Kedengarannya lucu, tapi justru itulah kejujuran. Media selama ini sering menyajikan kutipan dari juru bicara militer Israel tanpa konteks. Seolah-olah fakta bisa datang dari mulut yang sudah terbukti berkali-kali menargetkan jurnalis.
Baca juga: Pagelaran Malam Dzikir Puisi Makara Art Center UI Dihadiri Menteri Kebudayaan
Damon ingin publik melihat absurditas ini secara gamblang, meski dengan cara komikal.
Sanksi untuk Darah, Bukan Hanya untuk Minyak: Fadi Quran
Fadi Quran, aktivis Palestina yang bekerja di organisasi kampanye global Avaaz, mengingatkan: dunia pernah bisa bertindak tegas.
Ketika jurnalis Jamal Khashoggi dibunuh oleh agen Saudi di Istanbul, ada sanksi. Ketika Belarus memaksa pesawat sipil mendarat untuk menangkap jurnalis, ada sanksi.

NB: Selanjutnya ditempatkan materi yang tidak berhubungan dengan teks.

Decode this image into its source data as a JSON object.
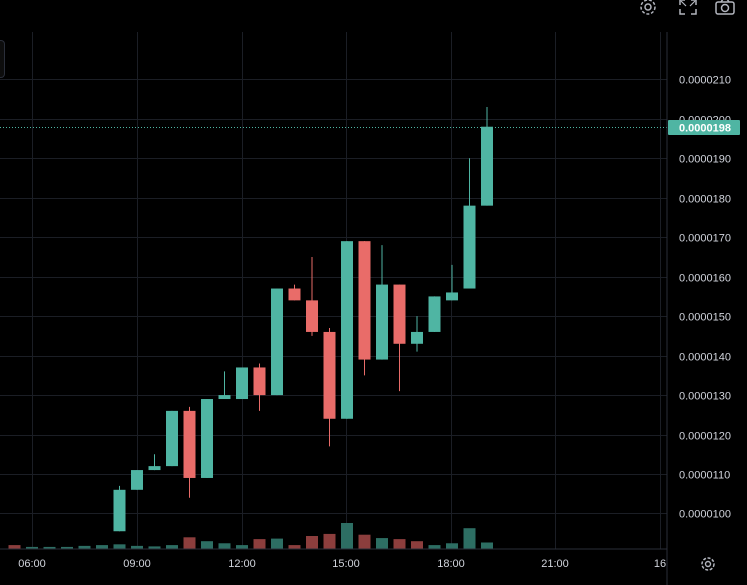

Ketika Rusia menyerang Ukraina, sanksi datang berderet seperti undangan pesta.
Tapi Gaza? Hampir nihil. Quran dengan getir bertanya: apakah darah jurnalis Palestina tidak semahal darah jurnalis lain? Atau barangkali, seperti minyak, nilai darah juga tergantung geopolitik.
Poster Wajah di Halaman Depan: Omar Shakir
Omar Shakir, direktur Human Rights Watch untuk Israel-Palestina, punya ide visual. Bayangkan halaman depan The New York Times atau The Guardian yang biasanya penuh berita, tiba-tiba hanya berisi ratusan wajah jurnalis Gaza yang terbunuh.
Bukan sebagai “ilustrasi tambahan,” melainkan sebagai headline penuh. Ma...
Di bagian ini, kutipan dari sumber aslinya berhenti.